FDA officials are mapping out procedures and policies for establishing an abbreviated pathway for testing and developing safe
and effective biosimilar products. Because the regulatory framework for conventional generic drugs does not fit these more
complex products, FDA is adopting a "weight of evidence" approach for evaluating biosimilars, starting with extensive comparative
analysis and functional studies to determine what preclinical and clinical studies may be required. The "residual uncertainty"
that remains from physical analysis is key to determining the size and scope of further testing, explained Janet Woodcock,
director of the Center for Drug Evaluation and Research (CDER), at a September conference on biosimilars sponsored by FDA
and the Drug Information Association (DIA). Woodcock noted that this heavy reliance on physical comparison represents "a paradigm
shift" in how FDA documents drug safety and efficacy.
FDA laid out its basic approach for biosimilar development in three draft guidance documents published in February 2012, and
a CDER/Center for Biologics Evaluation and Research (CBER) Biosimilar Implementation Committee is weighing comments and further
changes. Drug-review staff members are talking to manufacturers about biosimilar development options, as seen in 47 requests
for pre-investigational new drug (IND) meetings on proposed biosimilars to 11 reference products, as of early October. Agency
staffers have held 30 meetings, and 12 INDs have been filed for possible biosimilars, some involving new development programs
and some building on data from products already licensed in Europe. This advisory program is highly work-intensive for FDA,
because each meeting with a sponsor entails at least four internal sessions and consultation with CDER and CBER biosimilar
review committees to ensure that staff advice is consistent across divisions.

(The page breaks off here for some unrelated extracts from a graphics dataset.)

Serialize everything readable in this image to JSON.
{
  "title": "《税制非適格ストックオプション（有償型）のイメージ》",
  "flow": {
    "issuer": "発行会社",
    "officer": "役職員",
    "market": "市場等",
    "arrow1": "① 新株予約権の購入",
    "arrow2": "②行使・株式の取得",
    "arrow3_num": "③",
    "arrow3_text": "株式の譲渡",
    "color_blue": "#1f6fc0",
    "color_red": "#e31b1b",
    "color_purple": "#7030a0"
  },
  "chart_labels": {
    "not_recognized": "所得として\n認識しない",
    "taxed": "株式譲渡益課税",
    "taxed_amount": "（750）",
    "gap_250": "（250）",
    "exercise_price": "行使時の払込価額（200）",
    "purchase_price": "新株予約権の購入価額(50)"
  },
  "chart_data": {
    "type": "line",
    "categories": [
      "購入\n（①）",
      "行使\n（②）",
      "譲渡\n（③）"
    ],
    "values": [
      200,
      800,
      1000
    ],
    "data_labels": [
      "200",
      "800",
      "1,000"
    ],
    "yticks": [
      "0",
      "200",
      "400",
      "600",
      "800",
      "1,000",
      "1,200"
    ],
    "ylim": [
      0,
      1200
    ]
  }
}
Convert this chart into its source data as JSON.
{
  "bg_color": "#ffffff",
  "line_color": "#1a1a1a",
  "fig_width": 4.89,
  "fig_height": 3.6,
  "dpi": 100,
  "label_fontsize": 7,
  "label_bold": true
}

Amidst all the discussion, the agency still awaits its first official 351(k) biosimilar application, as authorized by the
Biologics Price Competition and Innovation Act (BPCI), which was enacted through the Affordable Care Act of 2010. Teva Pharmaceuticals
recently received FDA approval for its version of Amgen's Neupogen (filgrastim), but opted for a biological license application
(BLA) instead of the new route. This approach gives Teva 12-years exclusivity for its product and avoids the complex patent
dispute resolution process established by BPCI.
Added resources to support FDA meetings and advice will come from the Biosimilar User Fee Act (BSUFA), which was included
in the July 2012 FDA Safety and Innovation Act (FDASIA). It authorizes fees for biosimilars that are similar to those for
new drugs and biologics, but "frontloads" the program by allowing FDA to collect a Biosimilar Biological Product Development
(BPD) fee—10% of the nearly $2 million application fee—when a sponsor holds its first official meeting with FDA or files an
IND. Another 10% is paid every year that the IND remains active, but total BPD fees will be subtracted from a future BLA application
fee so that the final payment remains the same as for other new drugs.
In addition to technical and scientific challenges, a number of legal and regulatory issues will determine the development
path for a new biosimilar. A convoluted process for addressing exclusivity and patent rights presents a clear challenge, and
there is considerable debate over biosimilar names and product codes. The size and shape of clinical studies remains uncertain,
along with questions about non-US comparators and bridging studies. Interchangeability is the ultimate goal for most biosimilars
manufacturers, but FDA indicates that such a designation may require more extensive test data. All sides anticipate lawsuits,
citizens' petitions, and other legal battles to resolve these and other controversies.